Bereits zu Beginn der Sitzung standen die Richtlinien des Landkreises Regen für die Tagespflege und die Vollzeitpflege auf der Tagesordnung. Die Änderung der Tagespflegerichtlinie ist notwendig, da der sogenannte Basiswert durch das Ministerium erhöht wurde. Auf Grundlage dieses Basiswerts berechnen sich die Entgelte für die Tagespflegepersonen. Durch die Vollzeitpflegerichtlinie werden unter anderem auch der Unterhalt sowie Erziehungsaufwand für Kinder in Vollzeitpflege geregelt. Der Landkreis orientiert sich hier eng an den Empfehlungen des Landkreistages, die dieser für 2026 neu aufgelegt hat.

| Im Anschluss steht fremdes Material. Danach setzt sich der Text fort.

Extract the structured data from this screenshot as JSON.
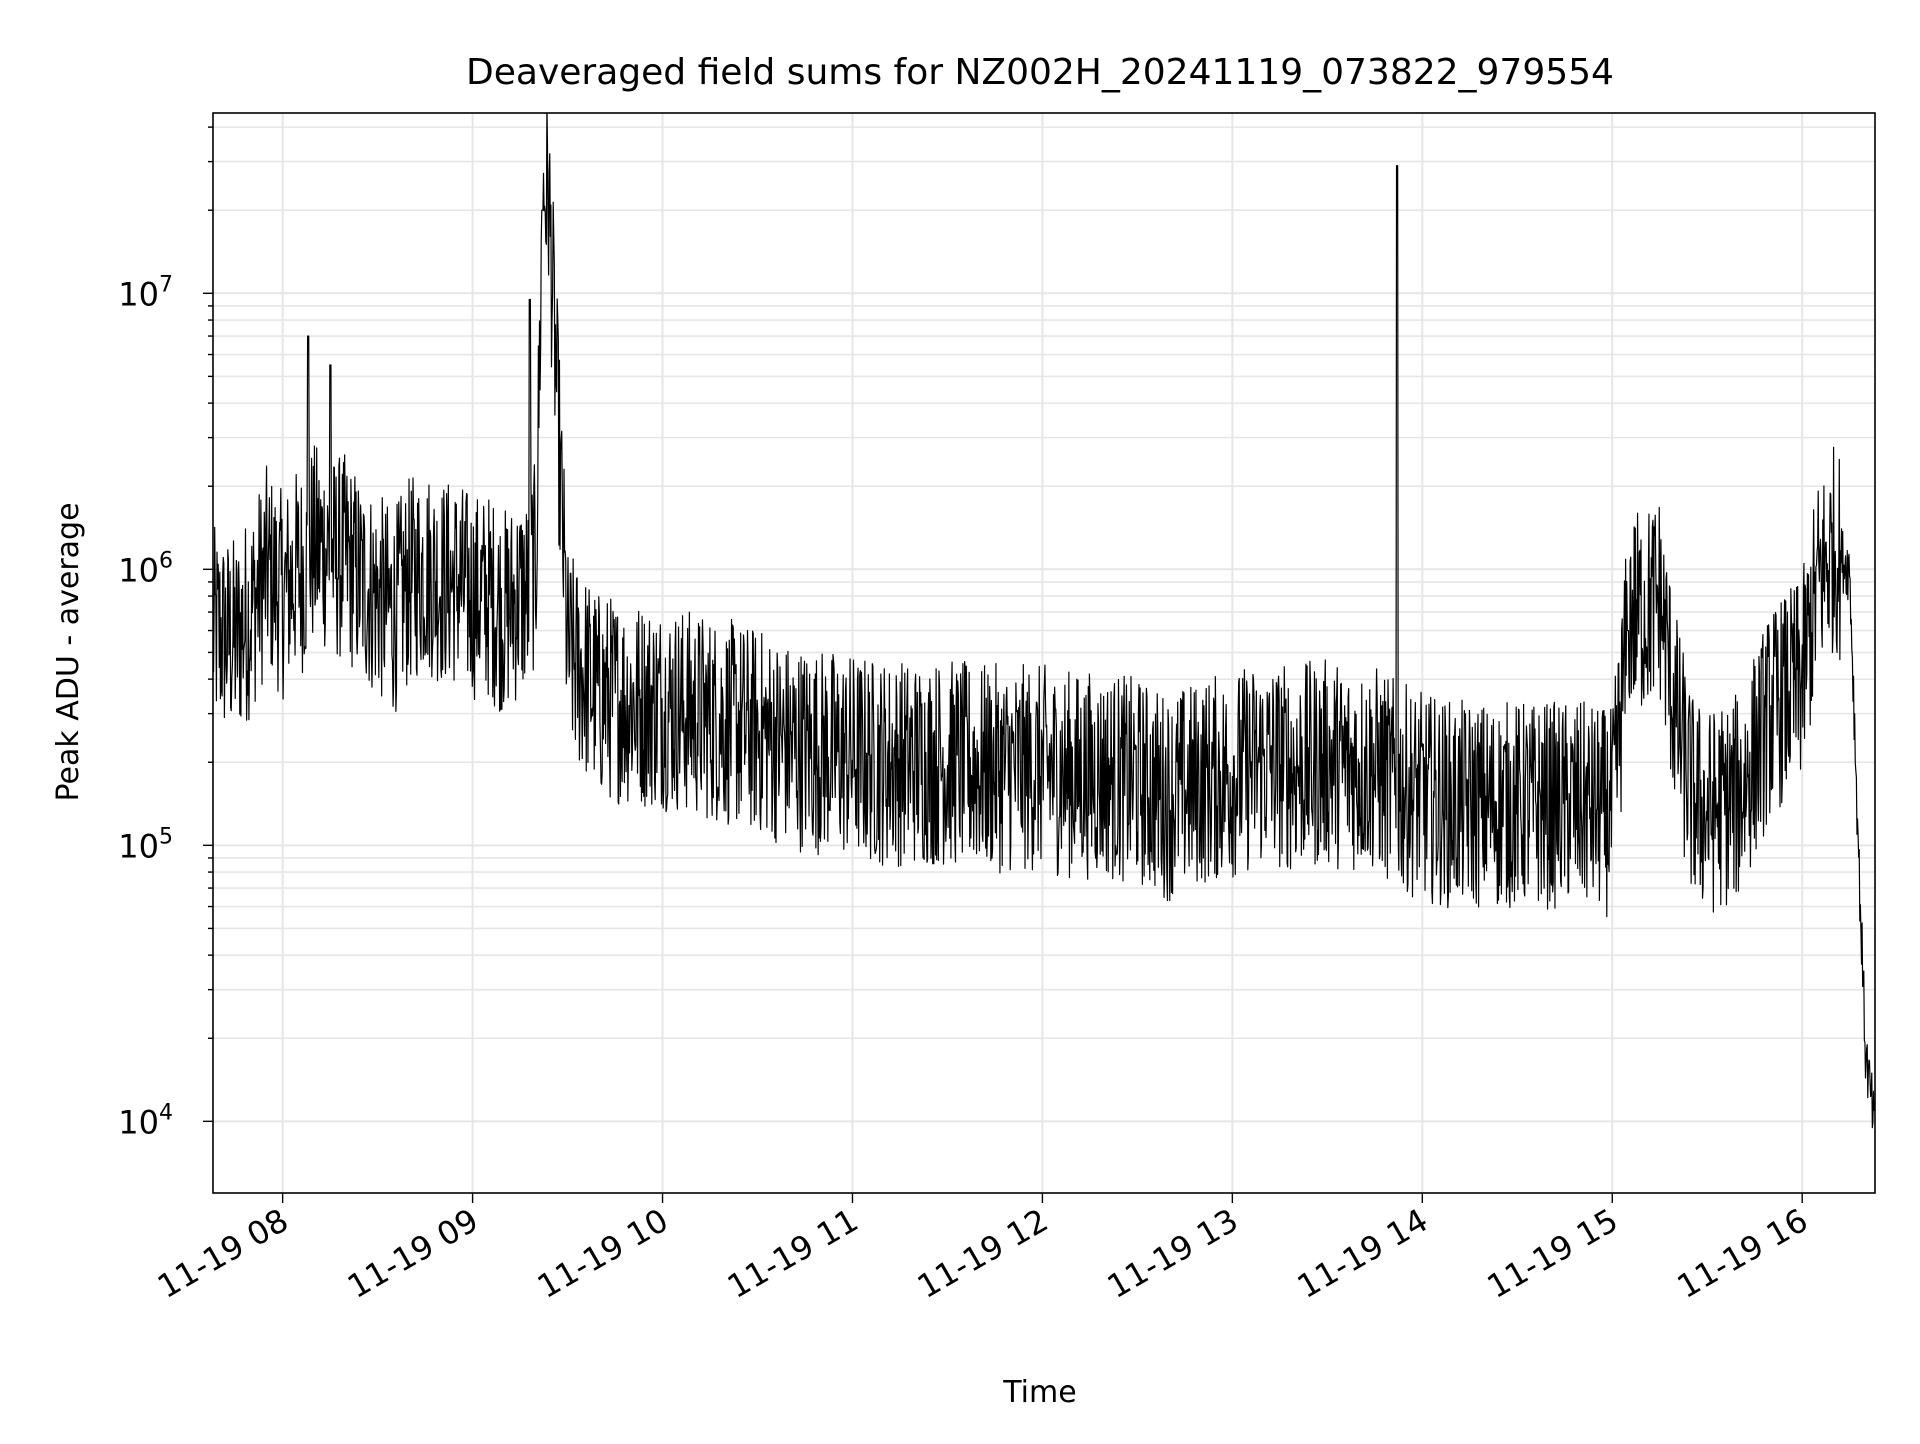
{
  "chart_data": {
    "type": "line",
    "title": "Deaveraged field sums for NZ002H_20241119_073822_979554",
    "xlabel": "Time",
    "ylabel": "Peak ADU - average",
    "xscale": "time",
    "yscale": "log",
    "xlim": [
      "2024-11-19 07:38",
      "2024-11-19 16:23"
    ],
    "ylim": [
      5500,
      45000000
    ],
    "x_ticks": [
      "11-19 08",
      "11-19 09",
      "11-19 10",
      "11-19 11",
      "11-19 12",
      "11-19 13",
      "11-19 14",
      "11-19 15",
      "11-19 16"
    ],
    "y_ticks": [
      {
        "base": "10",
        "exp": "4",
        "value": 10000
      },
      {
        "base": "10",
        "exp": "5",
        "value": 100000
      },
      {
        "base": "10",
        "exp": "6",
        "value": 1000000
      },
      {
        "base": "10",
        "exp": "7",
        "value": 10000000
      }
    ],
    "grid": true,
    "legend": "none",
    "line_color": "#000000",
    "grid_color": "#e6e6e6",
    "series": [
      {
        "x": [
          "07:38",
          "07:45",
          "07:50",
          "07:55",
          "08:00",
          "08:05",
          "08:08",
          "08:10",
          "08:15",
          "08:20",
          "08:25",
          "08:30",
          "08:35",
          "08:40",
          "08:45",
          "08:50",
          "08:55",
          "09:00",
          "09:05",
          "09:10",
          "09:15",
          "09:18",
          "09:20",
          "09:22",
          "09:24",
          "09:30",
          "09:40",
          "09:50",
          "10:00",
          "10:10",
          "10:20",
          "10:30",
          "10:40",
          "10:50",
          "11:00",
          "11:10",
          "11:20",
          "11:30",
          "11:40",
          "11:50",
          "12:00",
          "12:10",
          "12:20",
          "12:30",
          "12:40",
          "12:50",
          "13:00",
          "13:10",
          "13:20",
          "13:30",
          "13:40",
          "13:45",
          "13:50",
          "13:52",
          "13:55",
          "14:00",
          "14:10",
          "14:20",
          "14:30",
          "14:40",
          "14:50",
          "15:00",
          "15:05",
          "15:10",
          "15:15",
          "15:20",
          "15:25",
          "15:30",
          "15:40",
          "15:50",
          "16:00",
          "16:05",
          "16:10",
          "16:15",
          "16:18",
          "16:20",
          "16:23"
        ],
        "y": [
          600000,
          550000,
          700000,
          1000000,
          800000,
          1000000,
          7000000,
          1200000,
          5500000,
          1100000,
          900000,
          800000,
          700000,
          900000,
          1000000,
          900000,
          900000,
          800000,
          800000,
          700000,
          800000,
          9500000,
          1000000,
          20000000,
          23000000,
          500000,
          350000,
          330000,
          320000,
          300000,
          280000,
          260000,
          230000,
          220000,
          210000,
          200000,
          200000,
          200000,
          190000,
          190000,
          190000,
          180000,
          180000,
          170000,
          150000,
          170000,
          180000,
          200000,
          190000,
          200000,
          190000,
          190000,
          170000,
          29000000,
          160000,
          150000,
          140000,
          140000,
          140000,
          140000,
          140000,
          130000,
          600000,
          700000,
          800000,
          300000,
          150000,
          130000,
          150000,
          300000,
          400000,
          900000,
          1200000,
          1000000,
          80000,
          18000,
          9000
        ]
      }
    ]
  }
}
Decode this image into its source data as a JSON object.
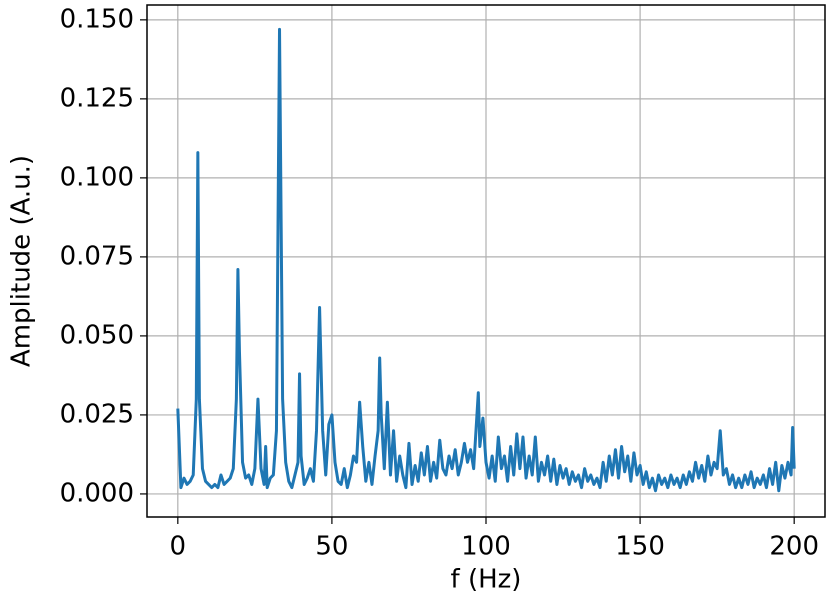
{
  "chart_data": {
    "type": "line",
    "x_label": "f (Hz)",
    "y_label": "Amplitude (A.u.)",
    "color": "#1f77b4",
    "grid": true,
    "xlim": [
      -10,
      210
    ],
    "ylim": [
      -0.0073,
      0.1547
    ],
    "xticks": [
      0,
      50,
      100,
      150,
      200
    ],
    "yticks": [
      {
        "value": 0,
        "label": "0.000"
      },
      {
        "value": 0.025,
        "label": "0.025"
      },
      {
        "value": 0.05,
        "label": "0.050"
      },
      {
        "value": 0.075,
        "label": "0.075"
      },
      {
        "value": 0.1,
        "label": "0.100"
      },
      {
        "value": 0.125,
        "label": "0.125"
      },
      {
        "value": 0.15,
        "label": "0.150"
      }
    ],
    "x": [
      0,
      1,
      2,
      3,
      4,
      5,
      6,
      6.5,
      7,
      8,
      9,
      10,
      11,
      12,
      13,
      14,
      15,
      16,
      17,
      18,
      19,
      19.5,
      20,
      21,
      22,
      23,
      24,
      25,
      26,
      27,
      28,
      28.5,
      29,
      30,
      31,
      32,
      33,
      34,
      35,
      36,
      37,
      38,
      39,
      39.5,
      40,
      41,
      42,
      43,
      44,
      45,
      46,
      47,
      48,
      49,
      50,
      51,
      52,
      53,
      54,
      55,
      56,
      57,
      58,
      59,
      60,
      61,
      62,
      63,
      64,
      65,
      65.5,
      66,
      67,
      68,
      69,
      70,
      71,
      72,
      73,
      74,
      75,
      76,
      77,
      78,
      79,
      80,
      81,
      82,
      83,
      84,
      85,
      86,
      87,
      88,
      89,
      90,
      91,
      92,
      93,
      94,
      95,
      96,
      97,
      97.5,
      98,
      99,
      100,
      101,
      102,
      103,
      104,
      105,
      106,
      107,
      108,
      109,
      110,
      111,
      112,
      113,
      114,
      115,
      116,
      117,
      118,
      119,
      120,
      121,
      122,
      123,
      124,
      125,
      126,
      127,
      128,
      129,
      130,
      131,
      132,
      133,
      134,
      135,
      136,
      137,
      138,
      139,
      140,
      141,
      142,
      143,
      144,
      145,
      146,
      147,
      148,
      149,
      150,
      151,
      152,
      153,
      154,
      155,
      156,
      157,
      158,
      159,
      160,
      161,
      162,
      163,
      164,
      165,
      166,
      167,
      168,
      169,
      170,
      171,
      172,
      173,
      174,
      175,
      176,
      177,
      178,
      179,
      180,
      181,
      182,
      183,
      184,
      185,
      186,
      187,
      188,
      189,
      190,
      191,
      192,
      193,
      194,
      195,
      196,
      197,
      198,
      199,
      199.5,
      200
    ],
    "values": [
      0.027,
      0.002,
      0.005,
      0.003,
      0.004,
      0.006,
      0.03,
      0.108,
      0.03,
      0.008,
      0.004,
      0.003,
      0.002,
      0.003,
      0.002,
      0.006,
      0.003,
      0.004,
      0.005,
      0.008,
      0.03,
      0.071,
      0.045,
      0.01,
      0.005,
      0.006,
      0.003,
      0.008,
      0.03,
      0.008,
      0.003,
      0.015,
      0.002,
      0.005,
      0.006,
      0.02,
      0.147,
      0.03,
      0.01,
      0.004,
      0.002,
      0.006,
      0.01,
      0.038,
      0.012,
      0.003,
      0.005,
      0.008,
      0.004,
      0.02,
      0.059,
      0.02,
      0.006,
      0.022,
      0.025,
      0.01,
      0.004,
      0.003,
      0.008,
      0.002,
      0.006,
      0.012,
      0.01,
      0.029,
      0.015,
      0.004,
      0.01,
      0.003,
      0.012,
      0.02,
      0.043,
      0.025,
      0.008,
      0.029,
      0.006,
      0.02,
      0.004,
      0.012,
      0.006,
      0.002,
      0.016,
      0.003,
      0.009,
      0.004,
      0.013,
      0.006,
      0.015,
      0.004,
      0.01,
      0.005,
      0.017,
      0.008,
      0.006,
      0.012,
      0.008,
      0.014,
      0.006,
      0.01,
      0.016,
      0.01,
      0.014,
      0.008,
      0.024,
      0.032,
      0.015,
      0.024,
      0.01,
      0.005,
      0.012,
      0.004,
      0.018,
      0.008,
      0.012,
      0.004,
      0.015,
      0.006,
      0.019,
      0.008,
      0.018,
      0.005,
      0.012,
      0.006,
      0.018,
      0.004,
      0.01,
      0.006,
      0.012,
      0.004,
      0.011,
      0.003,
      0.009,
      0.005,
      0.008,
      0.003,
      0.007,
      0.004,
      0.006,
      0.002,
      0.008,
      0.004,
      0.006,
      0.003,
      0.005,
      0.002,
      0.01,
      0.004,
      0.012,
      0.006,
      0.014,
      0.005,
      0.015,
      0.007,
      0.012,
      0.004,
      0.013,
      0.006,
      0.009,
      0.003,
      0.007,
      0.002,
      0.005,
      0.001,
      0.006,
      0.003,
      0.005,
      0.002,
      0.006,
      0.003,
      0.005,
      0.002,
      0.006,
      0.003,
      0.007,
      0.004,
      0.01,
      0.005,
      0.009,
      0.004,
      0.012,
      0.006,
      0.01,
      0.008,
      0.02,
      0.006,
      0.008,
      0.003,
      0.006,
      0.002,
      0.005,
      0.002,
      0.006,
      0.003,
      0.007,
      0.002,
      0.005,
      0.003,
      0.006,
      0.002,
      0.008,
      0.003,
      0.01,
      0.001,
      0.009,
      0.005,
      0.01,
      0.006,
      0.021,
      0.008
    ]
  }
}
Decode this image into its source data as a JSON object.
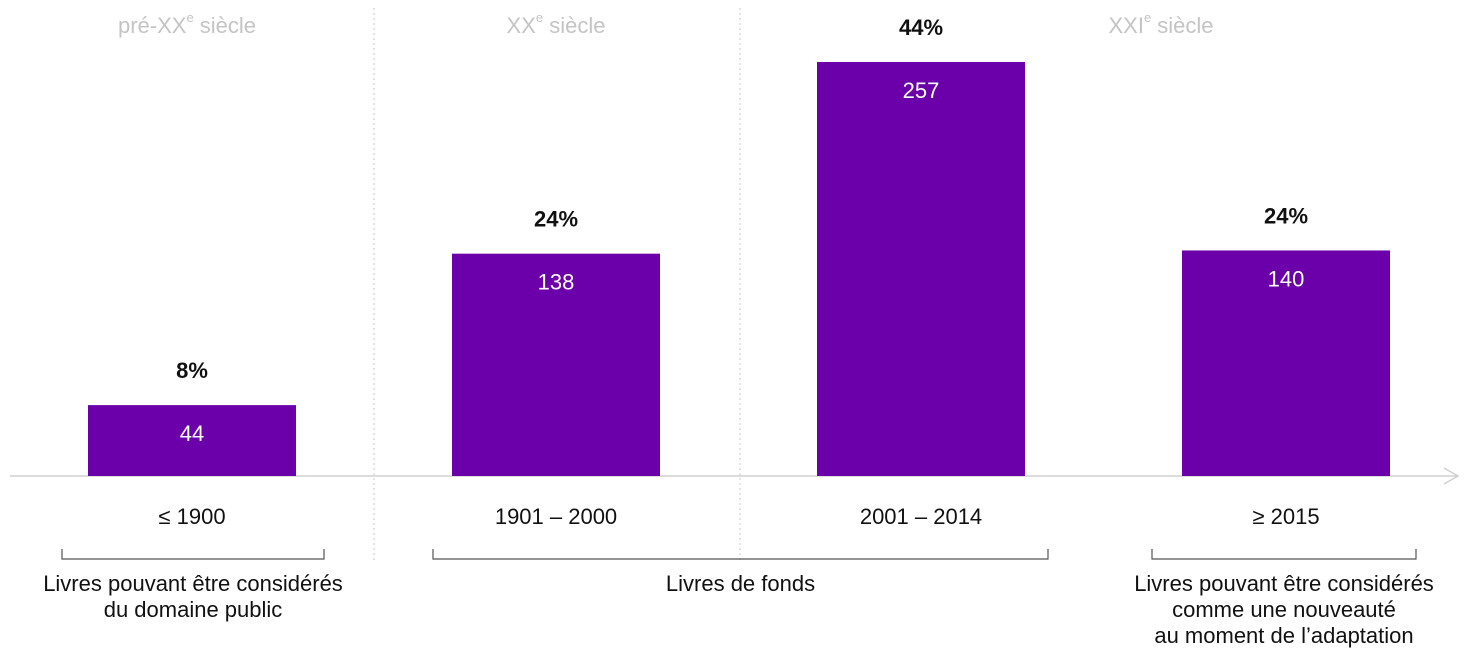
{
  "chart_data": {
    "type": "bar",
    "eras": [
      {
        "text": "pré-XX",
        "sup": "e",
        "rest": " siècle"
      },
      {
        "text": "XX",
        "sup": "e",
        "rest": " siècle"
      },
      {
        "text": "XXI",
        "sup": "e",
        "rest": " siècle"
      }
    ],
    "categories": [
      "≤ 1900",
      "1901 – 2000",
      "2001 – 2014",
      "≥ 2015"
    ],
    "values": [
      44,
      138,
      257,
      140
    ],
    "percent_labels": [
      "8%",
      "24%",
      "44%",
      "24%"
    ],
    "color": "#6b00aa",
    "ylim": [
      0,
      280
    ],
    "groups": [
      {
        "lines": [
          "Livres pouvant être considérés",
          "du domaine public"
        ]
      },
      {
        "lines": [
          "Livres de fonds"
        ]
      },
      {
        "lines": [
          "Livres pouvant être considérés",
          "comme une nouveauté",
          "au moment de l’adaptation"
        ]
      }
    ]
  }
}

Rund 40 Familien werden derzeit durch die Sozialpädagogische Familienhilfe und ebenfalls 40 Kinder und Jugendliche durch Erziehungsbeistandschaft unterstützt. Der Kreiscaritasverband deckt jeweils ein Viertel des Bedarfs durch vom Landkreis finanzierte Fachkräfte ab, es müssen aber teurere Träger auf Fachleistungsstundenbasis zugekauft werden. Die Caritas bot eine Erhöhung ihres Angebots von 2,5 auf 3,07 Stellenanteile an, was unter dem Gesichtspunkt möglicher Einsparungen genehmigt wurde.

Die Ausschussmitglieder stimmten zudem einstimmig für die Anerkennung der Kolpingfamilie Regen als Träger der freien Jugendhilfe.